Colloquiumfest - Nathan, Lifeng | Department of Linguistics

November 3, 2017

All Day

Knowlton Hall 190

Complex Scoping in Simple English

Nathan Rasmussen

Quantificational noun phrases are common in explanatory text, so that disambiguating quantifier scope is essential for understanding these texts correctly. Human readers generally do this easily, but as yet computational systems do not. One reason for this is the lack of training data. Existing scope-annotated corpora either consist of news (Higgins and Sadock, 2003; Srinivasan and Yates, 2009), in which proper names and specific facts make quantifiers less frequent, or are narrow in subject matter (Manshadi et al., 2011; Manshadi et al., 2012), and so are hard to generalize from.

Our new corpus annotates scopes in 336 three-sentence excerpts from the Simple English Wikipedia (total 1008 sentences). The sample covers many different domains of knowledge, but with relatively limited syntax and vocabulary, which we expect will make the texts more tractable for machine learning systems as well as for human readers. Despite this simplicity it is still rich in quantifiers, often several per sentence.

Scopes are annotated in a dependency form that allows underspecification when necessary and that integrates with our other work in graph-based representations of meaning. Coreference and certain presuppositions are also annotated, where they are inextricably entangled with scoping concerns. A 99-sentence subsample was used to evaluate inter-annotator agreement, which was found to be comparable to that of Manshadi et al.'s earlier corpus.

In the near future, the corpus will be used to train and test two scope predictors. One will be based solely on the geometry of the text's semantic graph, and the other will enrich this information with vector representations of the predicates used, as a way of capturing world knowledge.

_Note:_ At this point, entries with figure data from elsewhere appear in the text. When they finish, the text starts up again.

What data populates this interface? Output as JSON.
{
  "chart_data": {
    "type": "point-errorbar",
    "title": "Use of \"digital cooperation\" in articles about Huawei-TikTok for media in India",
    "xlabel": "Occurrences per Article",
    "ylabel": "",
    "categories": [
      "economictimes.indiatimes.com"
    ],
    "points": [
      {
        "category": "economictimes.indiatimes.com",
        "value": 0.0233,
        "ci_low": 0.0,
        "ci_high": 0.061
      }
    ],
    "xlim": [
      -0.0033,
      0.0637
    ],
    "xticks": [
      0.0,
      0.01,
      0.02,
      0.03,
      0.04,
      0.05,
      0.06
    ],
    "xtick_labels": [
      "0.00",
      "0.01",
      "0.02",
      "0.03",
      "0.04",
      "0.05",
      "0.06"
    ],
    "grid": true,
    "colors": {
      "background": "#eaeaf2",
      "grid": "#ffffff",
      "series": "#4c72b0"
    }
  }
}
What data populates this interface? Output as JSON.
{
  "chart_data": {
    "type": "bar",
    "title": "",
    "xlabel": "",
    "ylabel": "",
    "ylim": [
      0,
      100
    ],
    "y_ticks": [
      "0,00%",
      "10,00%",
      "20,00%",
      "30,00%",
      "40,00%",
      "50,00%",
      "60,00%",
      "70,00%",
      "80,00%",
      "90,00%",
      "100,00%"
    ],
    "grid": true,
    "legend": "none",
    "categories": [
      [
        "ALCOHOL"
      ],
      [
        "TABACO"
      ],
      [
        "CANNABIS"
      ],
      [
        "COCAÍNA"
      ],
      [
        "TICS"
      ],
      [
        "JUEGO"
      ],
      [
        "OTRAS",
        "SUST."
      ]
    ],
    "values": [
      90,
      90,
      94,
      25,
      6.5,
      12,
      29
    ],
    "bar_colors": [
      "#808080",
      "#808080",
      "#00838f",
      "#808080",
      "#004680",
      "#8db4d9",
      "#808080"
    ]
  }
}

The Learning of a Grammar with Limited Memory Depth

Lifeng Jin

A probabilistic context-free grammar (PCFG) is able to generate sentences with unlimited recursion depth, but humans seem to put a bound on how deeply embedded a phrase can be. This cognitively motivated bound on recursion depth has been used to constrain computational models of grammar acquisition. In this talk, I will present a Bayesian grammar acquisition model that learns a PCFG using raw text and bounds it with memory depth limit without assumption of any other universals. Such depth-bounding helps grammar acquisition to be easier and more efficient because the search space of all grammars is smaller. Results on synthetic datasets and child-directed speech show that our model performs better than other not necessarily cognitively motivated models in terms of parse accuracy, and demonstrates a consistent use of category labels. The fact that this model learns a PCFG and then transforms it to a bounded PCFG seems to align with Chomsky's distinction between competence and performance, and has the potential to offer some formal guidance to linguistic inquiry about both kinds of models.

There will be a reception following the talks.